Sonderausstellung in der Villa Schöningen erinnert an die „Alte Welt“ und neue Helden

Stand:

Was passiert, wenn das „Kapital“ in der Mikrowelle verheizt wird? Bei dem mexikanischen Künstler Pedro Reyes entsteigt diesem qualmenden Hexenkessel ein illustres Geister-Septett. Weiß und weise wird Marx im Sud der Geschichte wiedergeboren, ihm zur Seite Engels. „Sonnengott“ Mao und Che Guevara im grellen Morgenrot machen das Gespann der gescheiterten Idealisten komplett. Stalin indes schlug der Künstler den Goldbarren-Hütern Adam Smith und Friedrich Taylor zu. Alle sieben bringen in dieser speziellen „Potsdamer Puppenkiste“ als Marionetten die Revolutionsideen erneut zum Tanzen. Um am Ende mit „Baby Marx“ vielleicht zum neuerlichen Klassenkampf anzutreten.
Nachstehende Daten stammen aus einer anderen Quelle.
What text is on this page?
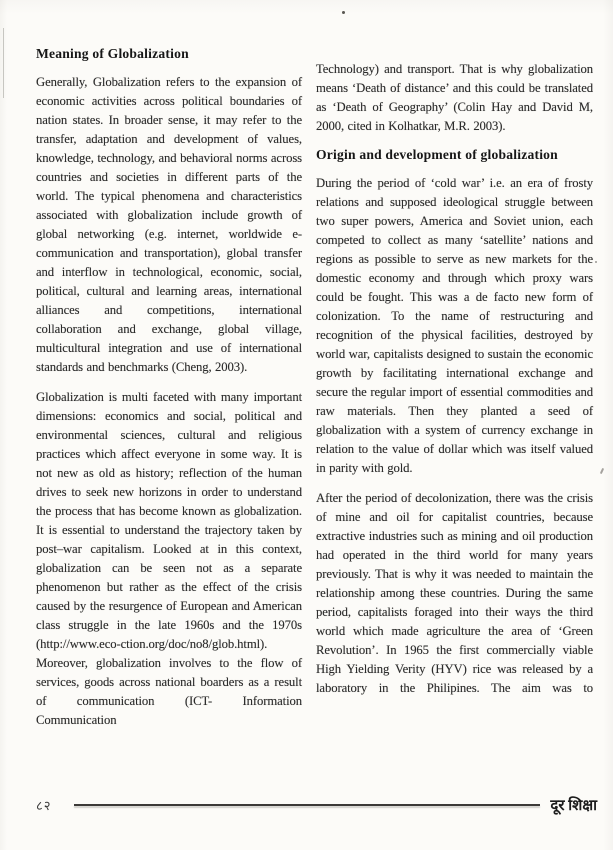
Meaning of Globalization

Generally, Globalization refers to the expansion of economic activities across political boundaries of nation states. In broader sense, it may refer to the transfer, adaptation and development of values, knowledge, technology, and behavioral norms across countries and societies in different parts of the world. The typical phenomena and characteristics associated with globalization include growth of global networking (e.g. internet, worldwide e-communication and transportation), global transfer and interflow in technological, economic, social, political, cultural and learning areas, international alliances and competitions, international collaboration and exchange, global village, multicultural integration and use of international standards and benchmarks (Cheng, 2003).

Globalization is multi faceted with many important dimensions: economics and social, political and environmental sciences, cultural and religious practices which affect everyone in some way. It is not new as old as history; reflection of the human drives to seek new horizons in order to understand the process that has become known as globalization. It is essential to understand the trajectory taken by post–war capitalism. Looked at in this context, globalization can be seen not as a separate phenomenon but rather as the effect of the crisis caused by the resurgence of European and American class struggle in the late 1960s and the 1970s (http://www.eco-ction.org/doc/no8/glob.html). Moreover, globalization involves to the flow of services, goods across national boarders as a result of communication (ICT- Information Communication

Technology) and transport. That is why globalization means ‘Death of distance’ and this could be translated as ‘Death of Geography’ (Colin Hay and David M, 2000, cited in Kolhatkar, M.R. 2003).

Origin and development of globalization

During the period of ‘cold war’ i.e. an era of frosty relations and supposed ideological struggle between two super powers, America and Soviet union, each competed to collect as many ‘satellite’ nations and regions as possible to serve as new markets for the domestic economy and through which proxy wars could be fought. This was a de facto new form of colonization. To the name of restructuring and recognition of the physical facilities, destroyed by world war, capitalists designed to sustain the economic growth by facilitating international exchange and secure the regular import of essential commodities and raw materials. Then they planted a seed of globalization with a system of currency exchange in relation to the value of dollar which was itself valued in parity with gold.

After the period of decolonization, there was the crisis of mine and oil for capitalist countries, because extractive industries such as mining and oil production had operated in the third world for many years previously. That is why it was needed to maintain the relationship among these countries. During the same period, capitalists foraged into their ways the third world which made agriculture the area of ‘Green Revolution’. In 1965 the first commercially viable High Yielding Verity (HYV) rice was released by a laboratory in the Philipines. The aim was to

८२	दूर शिक्षा
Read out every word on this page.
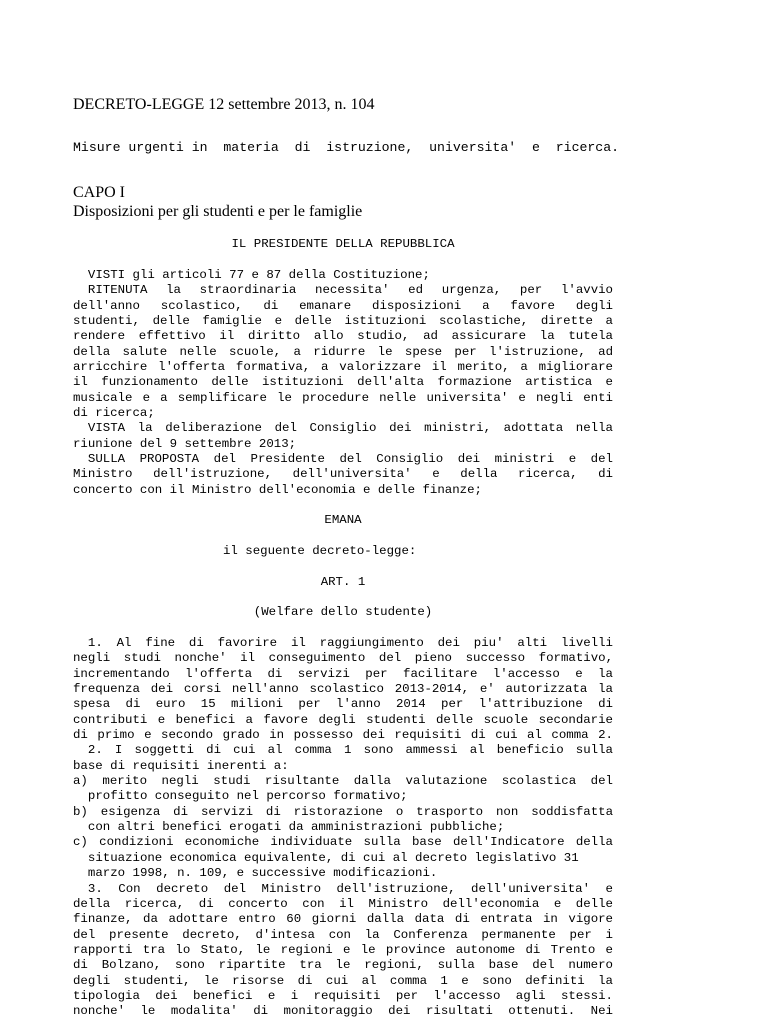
DECRETO-LEGGE 12 settembre 2013, n. 104
Misure urgenti in  materia  di  istruzione,  universita'  e  ricerca.
CAPO I
Disposizioni per gli studenti e per le famiglie
IL PRESIDENTE DELLA REPUBBLICA
VISTI gli articoli 77 e 87 della Costituzione;
RITENUTA la straordinaria necessita' ed urgenza, per l'avvio
dell'anno scolastico, di emanare disposizioni a favore degli
studenti, delle famiglie e delle istituzioni scolastiche, dirette a
rendere effettivo il diritto allo studio, ad assicurare la tutela
della salute nelle scuole, a ridurre le spese per l'istruzione, ad
arricchire l'offerta formativa, a valorizzare il merito, a migliorare
il funzionamento delle istituzioni dell'alta formazione artistica e
musicale e a semplificare le procedure nelle universita' e negli enti
di ricerca;
VISTA la deliberazione del Consiglio dei ministri, adottata nella
riunione del 9 settembre 2013;
SULLA PROPOSTA del Presidente del Consiglio dei ministri e del
Ministro dell'istruzione, dell'universita' e della ricerca, di
concerto con il Ministro dell'economia e delle finanze;
EMANA
il seguente decreto-legge:
ART. 1
(Welfare dello studente)
1. Al fine di favorire il raggiungimento dei piu' alti livelli
negli studi nonche' il conseguimento del pieno successo formativo,
incrementando l'offerta di servizi per facilitare l'accesso e la
frequenza dei corsi nell'anno scolastico 2013-2014, e' autorizzata la
spesa di euro 15 milioni per l'anno 2014 per l'attribuzione di
contributi e benefici a favore degli studenti delle scuole secondarie
di primo e secondo grado in possesso dei requisiti di cui al comma 2.
2. I soggetti di cui al comma 1 sono ammessi al beneficio sulla
base di requisiti inerenti a:
a) merito negli studi risultante dalla valutazione scolastica del
profitto conseguito nel percorso formativo;
b) esigenza di servizi di ristorazione o trasporto non soddisfatta
con altri benefici erogati da amministrazioni pubbliche;
c) condizioni economiche individuate sulla base dell'Indicatore della
situazione economica equivalente, di cui al decreto legislativo 31
marzo 1998, n. 109, e successive modificazioni.
3. Con decreto del Ministro dell'istruzione, dell'universita' e
della ricerca, di concerto con il Ministro dell'economia e delle
finanze, da adottare entro 60 giorni dalla data di entrata in vigore
del presente decreto, d'intesa con la Conferenza permanente per i
rapporti tra lo Stato, le regioni e le province autonome di Trento e
di Bolzano, sono ripartite tra le regioni, sulla base del numero
degli studenti, le risorse di cui al comma 1 e sono definiti la
tipologia dei benefici e i requisiti per l'accesso agli stessi.
nonche' le modalita' di monitoraggio dei risultati ottenuti. Nei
Die dreiminütige Animationssatire stimmt mit einem Lächeln auf die neue Sonderausstellung in dem deutsch-deutschen Museum in der Villa Schöningen ein. Mit zeitlichem Abstand lässt sich auch leichten Schrittes über kapitale Verwerfungen wandeln. Die gekonnt von Gerald Matt in Kooperation mit der Kunsthalle Wien kuratierte Ausstellung hält die Balance zwischen wohltemperierten und eiskalten Güssen. Und eingebettet in der authentischen Geschichte, die durch jedes Fenster in die einstige Grenzvilla hineinlugt, schwappen immer wieder auch ganz persönliche Erinnerungen hoch.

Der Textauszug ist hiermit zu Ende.